I have a program that takes each item from a list and compares it against all other items in another list. Its been working fine so far but the data is getting large and is going to exceed system memory.
I'm wondering what the best way to compare two lists that are very large(maybe 5-10 GB each list)?
Here is a very simple example of what I'm doing(except the list is huge and the values in the for loop are actually being processed/compared).

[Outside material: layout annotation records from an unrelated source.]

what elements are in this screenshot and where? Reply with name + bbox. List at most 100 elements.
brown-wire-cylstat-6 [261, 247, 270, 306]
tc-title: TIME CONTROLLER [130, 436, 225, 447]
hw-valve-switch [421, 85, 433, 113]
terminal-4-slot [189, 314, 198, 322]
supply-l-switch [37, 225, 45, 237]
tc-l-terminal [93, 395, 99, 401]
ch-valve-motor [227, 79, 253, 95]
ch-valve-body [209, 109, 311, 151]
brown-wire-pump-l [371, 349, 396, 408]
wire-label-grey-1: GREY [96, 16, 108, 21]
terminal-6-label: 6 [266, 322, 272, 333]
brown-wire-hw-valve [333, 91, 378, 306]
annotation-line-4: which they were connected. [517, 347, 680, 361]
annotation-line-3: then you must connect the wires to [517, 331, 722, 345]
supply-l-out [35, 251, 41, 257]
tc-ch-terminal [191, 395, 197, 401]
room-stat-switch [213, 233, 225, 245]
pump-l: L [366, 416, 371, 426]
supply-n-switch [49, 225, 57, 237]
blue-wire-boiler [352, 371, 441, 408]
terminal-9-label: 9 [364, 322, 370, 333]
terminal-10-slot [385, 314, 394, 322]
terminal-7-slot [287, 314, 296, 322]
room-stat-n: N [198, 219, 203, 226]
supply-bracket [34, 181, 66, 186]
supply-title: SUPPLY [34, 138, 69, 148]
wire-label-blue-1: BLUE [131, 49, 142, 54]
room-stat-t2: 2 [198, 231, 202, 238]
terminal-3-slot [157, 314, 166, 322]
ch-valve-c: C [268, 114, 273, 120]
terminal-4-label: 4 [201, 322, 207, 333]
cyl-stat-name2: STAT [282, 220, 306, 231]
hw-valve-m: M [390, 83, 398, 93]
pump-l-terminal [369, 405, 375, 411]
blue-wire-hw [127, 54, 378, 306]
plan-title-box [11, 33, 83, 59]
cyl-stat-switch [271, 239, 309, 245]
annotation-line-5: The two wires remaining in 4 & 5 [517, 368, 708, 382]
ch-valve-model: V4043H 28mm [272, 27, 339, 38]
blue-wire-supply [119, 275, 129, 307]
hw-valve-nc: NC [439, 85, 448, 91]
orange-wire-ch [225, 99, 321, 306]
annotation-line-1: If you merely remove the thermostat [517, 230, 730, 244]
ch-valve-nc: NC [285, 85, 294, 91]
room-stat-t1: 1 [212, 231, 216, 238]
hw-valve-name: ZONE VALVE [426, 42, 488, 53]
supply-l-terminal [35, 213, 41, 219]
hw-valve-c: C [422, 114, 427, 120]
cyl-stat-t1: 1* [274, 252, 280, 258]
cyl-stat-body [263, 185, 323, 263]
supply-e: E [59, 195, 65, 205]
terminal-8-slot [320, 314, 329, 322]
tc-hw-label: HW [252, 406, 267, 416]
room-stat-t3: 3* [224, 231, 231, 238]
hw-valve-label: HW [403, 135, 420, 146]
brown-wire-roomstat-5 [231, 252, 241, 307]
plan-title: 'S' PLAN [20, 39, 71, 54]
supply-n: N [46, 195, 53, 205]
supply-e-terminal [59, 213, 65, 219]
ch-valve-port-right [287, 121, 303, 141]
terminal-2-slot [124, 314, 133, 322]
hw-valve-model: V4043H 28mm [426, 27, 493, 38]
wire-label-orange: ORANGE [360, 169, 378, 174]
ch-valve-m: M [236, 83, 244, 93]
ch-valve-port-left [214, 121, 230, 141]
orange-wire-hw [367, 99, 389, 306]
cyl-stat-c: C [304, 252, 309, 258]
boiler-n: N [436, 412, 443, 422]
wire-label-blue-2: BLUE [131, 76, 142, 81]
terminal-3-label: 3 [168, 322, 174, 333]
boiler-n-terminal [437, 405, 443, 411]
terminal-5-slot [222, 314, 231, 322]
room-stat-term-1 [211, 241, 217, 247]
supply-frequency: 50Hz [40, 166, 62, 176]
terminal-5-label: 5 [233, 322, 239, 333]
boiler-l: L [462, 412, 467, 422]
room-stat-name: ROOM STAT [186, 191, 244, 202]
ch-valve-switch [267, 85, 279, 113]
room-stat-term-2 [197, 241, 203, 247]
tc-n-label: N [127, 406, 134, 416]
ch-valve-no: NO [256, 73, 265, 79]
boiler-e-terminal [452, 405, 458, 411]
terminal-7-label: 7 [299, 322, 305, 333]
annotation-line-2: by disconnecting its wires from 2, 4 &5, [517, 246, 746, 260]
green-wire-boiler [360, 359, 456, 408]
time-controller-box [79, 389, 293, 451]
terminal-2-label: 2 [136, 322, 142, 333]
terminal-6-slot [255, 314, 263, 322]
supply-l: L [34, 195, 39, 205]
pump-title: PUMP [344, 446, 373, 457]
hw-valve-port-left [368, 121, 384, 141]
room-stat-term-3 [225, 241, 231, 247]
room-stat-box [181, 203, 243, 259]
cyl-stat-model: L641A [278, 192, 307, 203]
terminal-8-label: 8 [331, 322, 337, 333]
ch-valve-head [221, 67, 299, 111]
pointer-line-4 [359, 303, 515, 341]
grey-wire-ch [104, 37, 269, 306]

import java.util.Collection;
import java.util.HashSet;
import java.util.Arrays;
public class comparelists {
public static void main( String [] args ) {
String[] listOne = {"a","b",
"c","d",
"e","f",
"g","h",
"i","j",
"k","l"};
String[] listTwo = {"one",
"two",
"three",
"four",
"five","six","seven"};
for(int listOneItem=0; listOneItem<listOne.length; listOneItem++){
for (int listTwoItem=0; listTwoItem<listTwo.length; listTwoItem++) {
System.out.println(listOne[listOneItem] + " " + listTwo[listTwoItem]);
}
}
}
}
I realize there has to be some disk IO here since it won't fit in memory and my intial approach was to save both lists as files and save a bunch of lines from listOne then stream the entire file of listTwo and then get some more lines from listOne and so on. Is there a better way? or a Java way to access the lists like I'm doing above but its swapping to disk as needed?